We begin with a mechanistic analysis of stimuli responsive polymers through Lattice Fluid Hydrogen Bonding (LFHB) model that rigorously accounts for not only hydrogen bonding interactions but also the temperature dependent dispersion interactions between polymer and solvent. We show that a subtle balance of the hydrophilic and hydrophobic interactions is necessary to induce discontinuous transition.

Moving forward, we show that among various acryloyl amino acid monomers, the gels made from acrylol-6-amino caproic acid (A6ACA) had an optimal balance of hydrophilic and hydrophobic interactions, endowing them with unique “life-mimicking” functions. These gels showed reversible macroscopic self-organization leading to reversible shape transitions as also most remarkable rapid (few seconds) self-healing.

But how do these A6ACA based gels do the trapeze artistry with a delicate balance of hydrophilic and hydrophobic interactions? We show using atomistic molecular simulations and spectroscopic measurements that healing was caused by hydrogen bonding between carboxyl end groups of A6ACA alkyl side chains across the interface of two pieces of gels, which required that the side chains stretch out across the interface and bond to each other. Simulations show that shorter side chains could not reach each other for effective binding, whereas longer side chains collapsed onto themselves due to their higher hydrophobicity.

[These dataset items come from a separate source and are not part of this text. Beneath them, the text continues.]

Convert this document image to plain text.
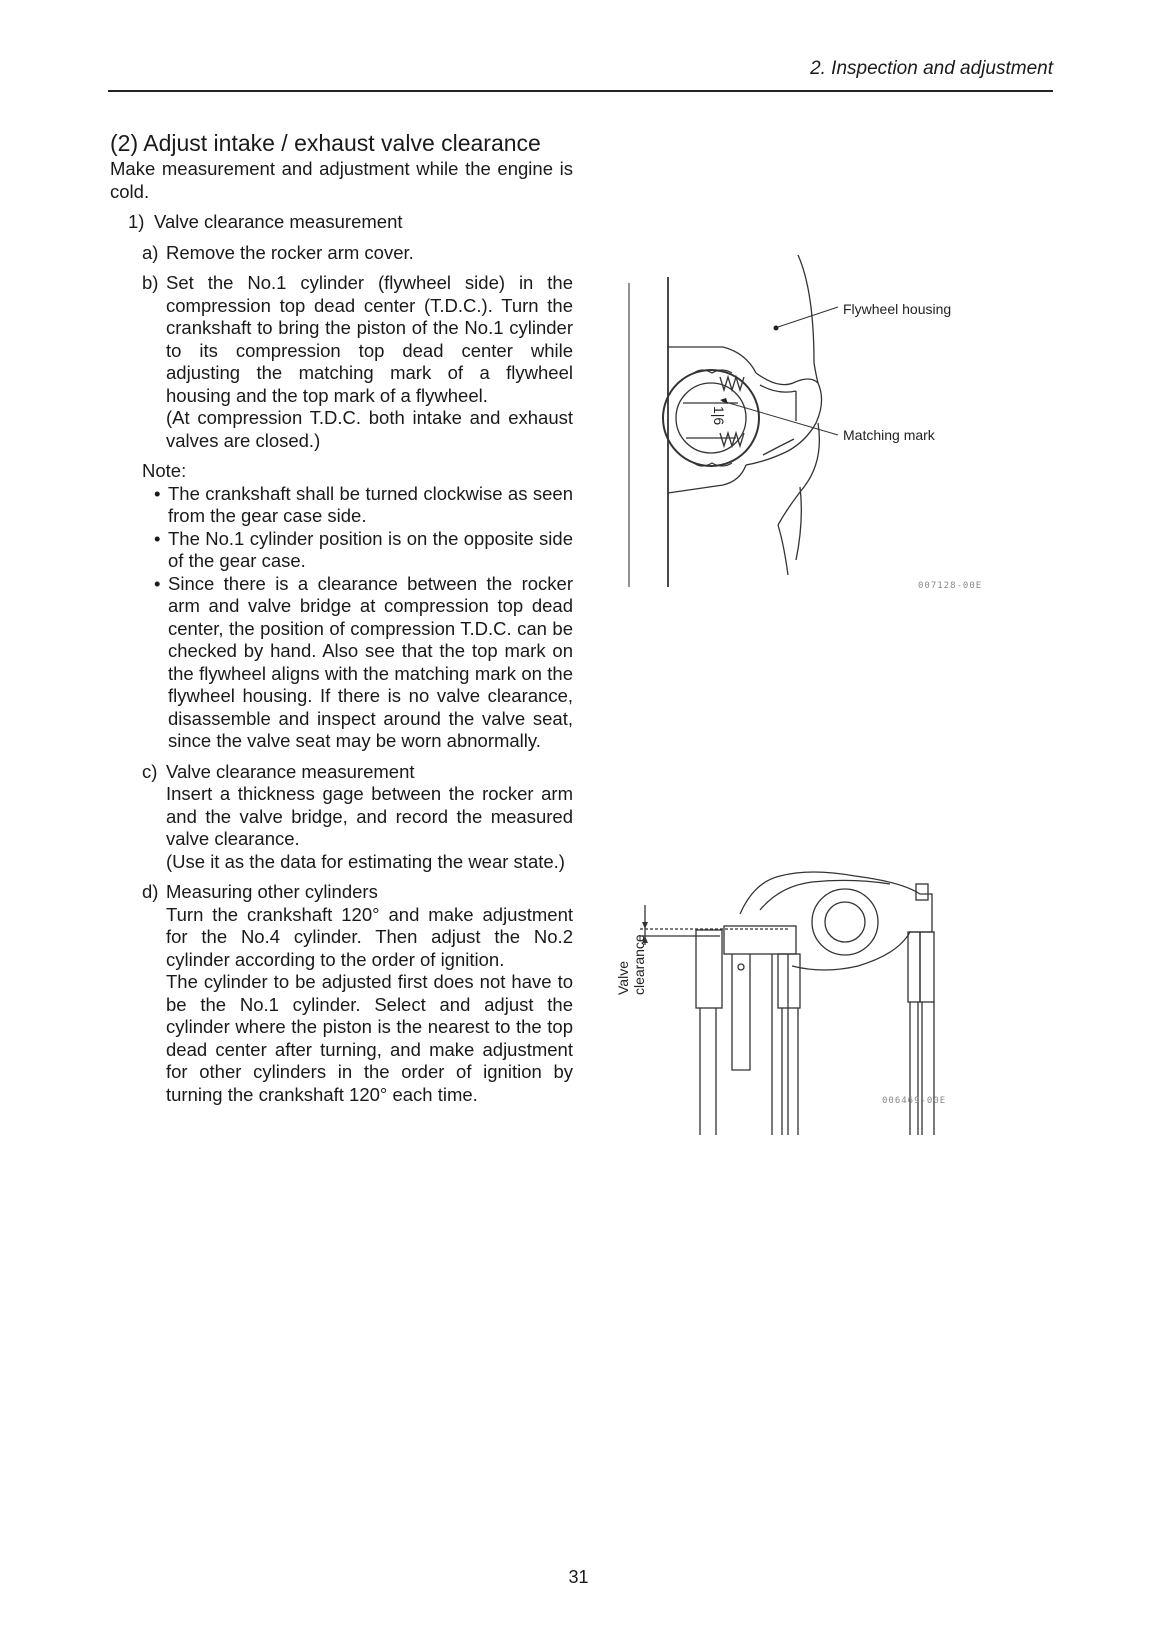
2. Inspection and adjustment

(2) Adjust intake / exhaust valve clearance

Make measurement and adjustment while the engine is cold.

1) Valve clearance measurement
a) Remove the rocker arm cover.
b) Set the No.1 cylinder (flywheel side) in the compression top dead center (T.D.C.). Turn the crankshaft to bring the piston of the No.1 cylinder to its compression top dead center while adjusting the matching mark of a flywheel housing and the top mark of a flywheel.

(At compression T.D.C. both intake and exhaust valves are closed.)

Note:
• The crankshaft shall be turned clockwise as seen from the gear case side.
• The No.1 cylinder position is on the opposite side of the gear case.
• Since there is a clearance between the rocker arm and valve bridge at compression top dead center, the position of compression T.D.C. can be checked by hand. Also see that the top mark on the flywheel aligns with the matching mark on the flywheel housing. If there is no valve clearance, disassemble and inspect around the valve seat, since the valve seat may be worn abnormally.
c) Valve clearance measurement

Insert a thickness gage between the rocker arm and the valve bridge, and record the measured valve clearance.

(Use it as the data for estimating the wear state.)

d) Measuring other cylinders

Turn the crankshaft 120° and make adjustment for the No.4 cylinder. Then adjust the No.2 cylinder according to the order of ignition.

The cylinder to be adjusted first does not have to be the No.1 cylinder. Select and adjust the cylinder where the piston is the nearest to the top dead center after turning, and make adjustment for other cylinders in the order of ignition by turning the crankshaft 120° each time.

1|6
Flywheel housing
Matching mark
007128-00E
Valve clearance
006469-00E
31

Our discovery of the ability of these A6ACA gels to do the aforementioned trapeze artistry has led to several breakthrough applications. A6ACA functionalized biomedical implants have been shown to promote biomineralization with native bone tissue-like functions, leading to novel synthetic bone grafts and therapeutic interventions to assist bone regeneration and healing. The pH responsive self-healing property of A6ACA gels has been harnessed to develop devices that can be used to plug tissue damage in gastro-intestinal tract. The amphiphilic nature of A6ACA polymers has been proposed for plugging porosity of underwater geological strata to enable enhanced oil recovery. And there are more.

We take these intelligent gels to a next level by creating novel switching biomimetic hydrogels with enzyme like activity (gelzymes), whose hydrolytic activity could be rapidly, precisely and reversibly triggered on / off by UV light and pH. Such gelzymes offer additional features: greater tailorability; complete reversibility; and stability in hostile environments.

The aforementioned applications are just illustrative of the huge potential of this fascinating class of materials, their best is yet to come!